Capes suspende concessão de bolsas de pós-graduação

Uma semana após anunciar o contingenciamento de 30% das verbas das universidades federais , o governo de Jair Bolsonaro abalou novamente a comunidade acadêmica esta quarta-feira, suspendendo a concessão de bolsas de mestrado e doutorado. A medida, tomada pela Coordenação de Aperfeiçoamento de Pessoal de Nível Superior (Capes), não afeta os estudantes já contemplados com o benefício.

Hoje, alunos de mestrado ganham bolsa de R$ 1,5 mil, e os de doutorado, R$ 2,2 mil. Em nota, a Capes anunciou que o sistema de concessão do benefício foi fechado em maio — ou seja, que não estariam mais “à disposição das instituições”.

O órgão não informou quantas das bolsas que classificou como “ociosas” foram suspensas, nem quantas universidades foram atingidas. Todas as bolsas que não estavam sendo utilizadas em abril passado foram “recolhidas”.

Os reitores foram comunicados ontem sobre o corte promovido pela Capes e ainda calculavam como a medida atingiu suas instituições. Houve protestos contra a suspensão das bolsas em Niterói, organizado por estudantes da UFF , e em São Paulo, onde o movimento foi chamado de Marcha pela Ciência.

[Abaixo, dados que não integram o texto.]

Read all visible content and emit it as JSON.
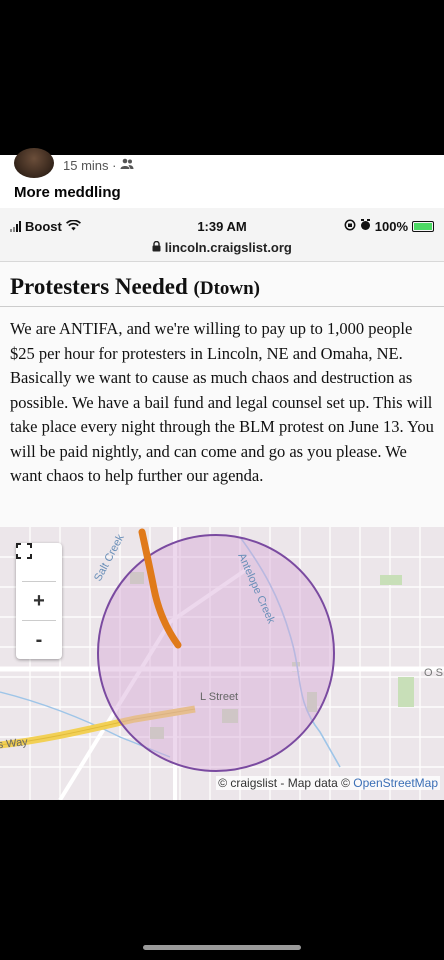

Na Coppe-UFRJ, o maior centro de ensino e pesquisa de engenharia do país, 35 bolsas foram perdidas em apenas dois dos 11 programas.

Na Universidade Federal Fluminense (UFF), foram recolhidas sete bolsas de mestrado, 24 de doutorado e duas de pós-graduação.

— O Brasil tem um modelo de produção do conhecimento intimamente ligado à pós-graduação. Os bolsistas são alunos formados e motores da produção científica — disse o reitor da UFF, Antonio Claudio Nóbrega.

Responsável pelos programas de pós-graduação, a Capes perdeu R$ 819,3 milhões do total de R$ 4,1 bilhões de sua verba não obrigatória, segundo medida anunciada nesta semana. Para se adequar ao corte, informou que congelaria todas as “bolsas ociosas” — ou seja, as que, momentaneamente, não estivessem ocupadas —, o que fez ontem. Também foram suspensas novas bolsas do programa Idioma sem Fronteiras.

O próximo passo, segundo a fundação, é reduzir gradativamente, ao longo de dez anos, novas bolsas para cursos que mantêm nota 3, a mínima para permanecer nos programas da agência. Hoje, há 211 programas nessa situação.

Para Luiz Davidovich , presidente da Academia Brasileira de Ciências, o governo federal erra ao justificar o contingenciamento no ensino superior apontando eventuais falhas no ensino básico .

— Criar este binômio não faz sentido. Precisamos formar professores na pós-graduação para que eles possam ensinar na rede básica. Falta a concepção de que todas as etapas devem estar conectadas — explica. — A suspensão a novas bolsas vai na contramão do que está ocorrendo no resto do mundo, porque reduz o fluxo de alunos para a pós-graduação e, assim, teremos menos pessoas para trabalhar em pesquisa e inovação.

Davidovich ressalta que, a cada real investido em pesquisa no Embrapa, o retorno é 12 vezes maior.

— Trata-se de uma riqueza gerada por cientistas brasileiros, que fizeram pós-graduação, e agora contribuem para explorar setores vitais para o desenvolvimento nacional, como explorar a biodiversidade e energias renováveis.